In fact it is not uncommon companies to put a job posting out as a lure for several positions. So yes no one expects you to have ten years in Entity Framework 6.0, SISS, JAVA, PHP, and the ability to deal with whiney clients.
The job description may not even been written by anyone outside the recruiting department. In fact your potential boss or her boss may have just sent a list of keywords to the recruiter. The recruiter then crafted a plausible job description and cast a wide net.
Salary Negotiations
Eventually you will have success. Likely you spend time in front of a sales man to negotiate your salary. They will likely 'review' the data that gleamed from your interview(s). They are feeding your insecurities before they ask the tough question. If they do not have this guy they believe you will accept anything. Challenge this assumption you will likely get some time with the person who really is calling the shots and she will respect you a little more for negotiating.Later in your career they will try to preface this with asking for a Salary history. This is a game of poker and they don't need to know your hand. If asked about Salary history remark that you consider that information proprietary and suggest a number significantly higher than what you are expecting. They certainly will not let you know the rate they bill customers before hiring you on.
Try to gather information about their likely rates before hand. Always know what the mean rates are for your market for the position your going for. Also maintain the ability to say no eventually. Even if your heart set on a dream job it helps to have a number of interviews lined up in close proximity. Even if it is a battle ship gray position that you have zero desire in accepting you will become better at negotiating when you have said no even if it is, "not in a million years no." If they bid higher than you are expecting you can work up from there almost always.

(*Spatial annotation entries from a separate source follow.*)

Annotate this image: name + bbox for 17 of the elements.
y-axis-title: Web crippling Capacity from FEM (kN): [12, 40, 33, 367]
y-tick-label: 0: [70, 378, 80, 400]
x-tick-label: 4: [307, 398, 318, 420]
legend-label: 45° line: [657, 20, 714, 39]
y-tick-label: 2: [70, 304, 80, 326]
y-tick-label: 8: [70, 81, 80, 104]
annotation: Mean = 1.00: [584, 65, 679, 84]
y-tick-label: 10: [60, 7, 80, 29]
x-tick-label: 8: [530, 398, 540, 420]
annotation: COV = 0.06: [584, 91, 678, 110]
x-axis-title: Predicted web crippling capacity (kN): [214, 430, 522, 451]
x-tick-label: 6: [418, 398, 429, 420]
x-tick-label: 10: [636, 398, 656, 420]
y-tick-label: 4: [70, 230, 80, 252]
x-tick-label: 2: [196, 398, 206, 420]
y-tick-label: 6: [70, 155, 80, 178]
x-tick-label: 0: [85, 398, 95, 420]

College gave me zero .NET skills
Confession time. I interviewed and landed my first .NET Dev gig having read many IT books but only one .NET book. (The latest edition) I could talk about running for National SkillsUSA Secretary and losing, competing Computer Maintenance at the national level, and myriad of other things that show intangible skills. You need to sell your potential. Its about showing passion.It is also about being truthful about what you don't know. The hiring company will likely give some time to a Senior Dev who knows all the secret handshakes in the technology they are interviewing in. She will ask you questions you likely do not know the answers to. The goal is not to ace the questions but display honesty and more relevantly creativity under pressure.
Unlike me during my first recruitment experience you may be a well read student of the technology at hand for your first gig. Knowing your strengths and weaknesses and being practiced in giving an elevator pitch for a few of them is invaluable. Being new to the career yet polished is sometimes more useful then being jaded and experienced its all about valuing the right things. Perfection is not your weakness and it will differentiate you. At least in my book.